Пользовательского поиска
|
Эффект 2000
Борис Артемов
Елене Шарфман.С любовью.
Я живу в спальном районе на горе Кармель. Это престижный район для успешного
среднего класса. В подъездах висят акварели. На стенах зеркала. В вазонах
цветочки. Очень тихо. Все уважают друг друга и вежливо раскланиваются при
встрече. А у мусорного бака выставляют вполне приличную мебель, устаревшие
телевизоры и стереосистемы. И на балконах в торжества вывешивают бело-голубые
полотнища национального флага. Просто рай.
Только я сюда затесался случайно. Приютили хорошие люди. Дали кров и койку. Но,
вы же понимаете, что это временно. И совсем мне не по карману.
Эмиграция- это тяжелый опыт. Для многих. Я не говорю о тех, кто просто сменил
пейзаж за окнами особняка. Но большинство вынуждено скушать свою долю дерьма.

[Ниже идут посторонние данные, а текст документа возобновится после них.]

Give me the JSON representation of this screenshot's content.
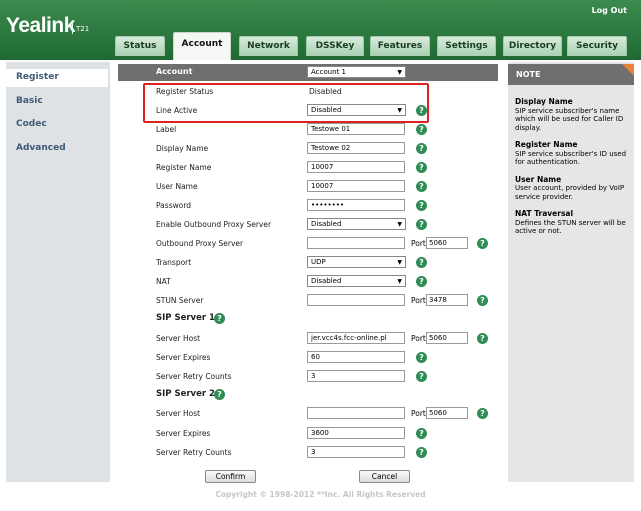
{
  "header": {
    "logo": "Yealink",
    "model": "T21",
    "logout": "Log Out",
    "tabs": [
      "Status",
      "Account",
      "Network",
      "DSSKey",
      "Features",
      "Settings",
      "Directory",
      "Security"
    ],
    "active_tab": "Account"
  },
  "sidebar": {
    "items": [
      "Register",
      "Basic",
      "Codec",
      "Advanced"
    ],
    "active": "Register"
  },
  "form": {
    "account_label": "Account",
    "account_value": "Account 1",
    "register_status_label": "Register Status",
    "register_status_value": "Disabled",
    "line_active_label": "Line Active",
    "line_active_value": "Disabled",
    "label_label": "Label",
    "label_value": "Testowe 01",
    "display_name_label": "Display Name",
    "display_name_value": "Testowe 02",
    "register_name_label": "Register Name",
    "register_name_value": "10007",
    "user_name_label": "User Name",
    "user_name_value": "10007",
    "password_label": "Password",
    "password_value": "••••••••",
    "outbound_proxy_enable_label": "Enable Outbound Proxy Server",
    "outbound_proxy_enable_value": "Disabled",
    "outbound_proxy_label": "Outbound Proxy Server",
    "outbound_proxy_value": "",
    "outbound_proxy_port": "5060",
    "transport_label": "Transport",
    "transport_value": "UDP",
    "nat_label": "NAT",
    "nat_value": "Disabled",
    "stun_label": "STUN Server",
    "stun_value": "",
    "stun_port": "3478",
    "port_label": "Port",
    "sip1_title": "SIP Server 1",
    "sip1_host_label": "Server Host",
    "sip1_host_value": "jer.vcc4s.fcc-online.pl",
    "sip1_port": "5060",
    "sip1_expires_label": "Server Expires",
    "sip1_expires_value": "60",
    "sip1_retry_label": "Server Retry Counts",
    "sip1_retry_value": "3",
    "sip2_title": "SIP Server 2",
    "sip2_host_label": "Server Host",
    "sip2_host_value": "",
    "sip2_port": "5060",
    "sip2_expires_label": "Server Expires",
    "sip2_expires_value": "3600",
    "sip2_retry_label": "Server Retry Counts",
    "sip2_retry_value": "3",
    "confirm": "Confirm",
    "cancel": "Cancel",
    "help_glyph": "?"
  },
  "note": {
    "title": "NOTE",
    "items": [
      {
        "title": "Display Name",
        "text": "SIP service subscriber's name which will be used for Caller ID display."
      },
      {
        "title": "Register Name",
        "text": "SIP service subscriber's ID used for authentication."
      },
      {
        "title": "User Name",
        "text": "User account, provided by VoIP service provider."
      },
      {
        "title": "NAT Traversal",
        "text": "Defines the STUN server will be active or not."
      }
    ]
  },
  "footer": {
    "copyright": "Copyright © 1998-2012 **Inc. All Rights Reserved"
  },
  "colors": {
    "header_green": "#2a7a40",
    "highlight_red": "#dd2222",
    "help_green": "#2f8c55"
  }
}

Больше или меньше - тут уж как повезет. Каждый сам за себя. Одному для
осознания достаточно только унюхать известный запах. Другие черпают ложками. И
ничего. Бывает - привыкают. Даже пытаются найти что-то особенное в послевкусии.
Словно орешек в шоколадной конфете. Только – зря. Эмиграция – не шоколад. Она –
дерьмо.
А еще - надо готовиться к переменам. Статуса. Профессии. Восприятия реальности.
Быть простым и гибким. Как полицейская дубинка.
Да что попусту чесать языком. Все равно – советы здесь не уместны. И все же
главное – найти работу. Я позвонил по объявлению в русскоязычную газету.
Позиционировал себя высококвалифицированным грузчиком. И уже на следующий день
таскал нехитрый скарб более удачливых представителей сословия эмигрантов. Работа
не сахар, но оплата сдельная. Так что – привет! Звоните в «Перевозки Марка»
Наша контора – это сам Марк, водитель и хозяин грузовика, два грузчика –
сторожила Димка и Серега. Ну и я. Думать много не надо. Хватай, что потяжелее и
тащи. Пока есть силы. А вечером, если повезет, Марк отслюнявит сто пятьдесят-
двести монет. А не повезет, так просто подвезет домой. И пообещает, что завтра
будут клиенты. И деньги. Наликом, без всякого банка. И без налогов. Это
называется – работа по-черному. Очень удобно для тех, кто стоит в очереди на
бирже труда. Или получает пособие по безработице. Только я еще не стою на
очереди, слишком мало прожил в стране. А пособие нового репатрианта уже
растратил наперед. Моя, теперь уже бывшая, подружка купила на него в рассрочку
мебель. Меня даже не волнует с кем она там трахается на новом зеленом
диванчике. Не до лирики. Я каждый вечер банально хочу жрать. Нет, днем тоже
хочется, но за работой как-то об этом забываешь. Да и порой угостят колой или
крекером. Или чашку кофе предложат. Был как-то раз даже целый обед – пита,
шварма и разные острые маринованные овощи. Мы тогда загрузили полную машину
мебели и увезли ее на самый север, где вдоль дороги, уходящей в горы, росли
пахучие корабельные сосны. Обидно только, что этот обед и оказался дневной
зарплатой. Марк клялся и божился, что он не виноват. И что клиент - сука. В это
я поверил. А в то, что он не виноват – не очень.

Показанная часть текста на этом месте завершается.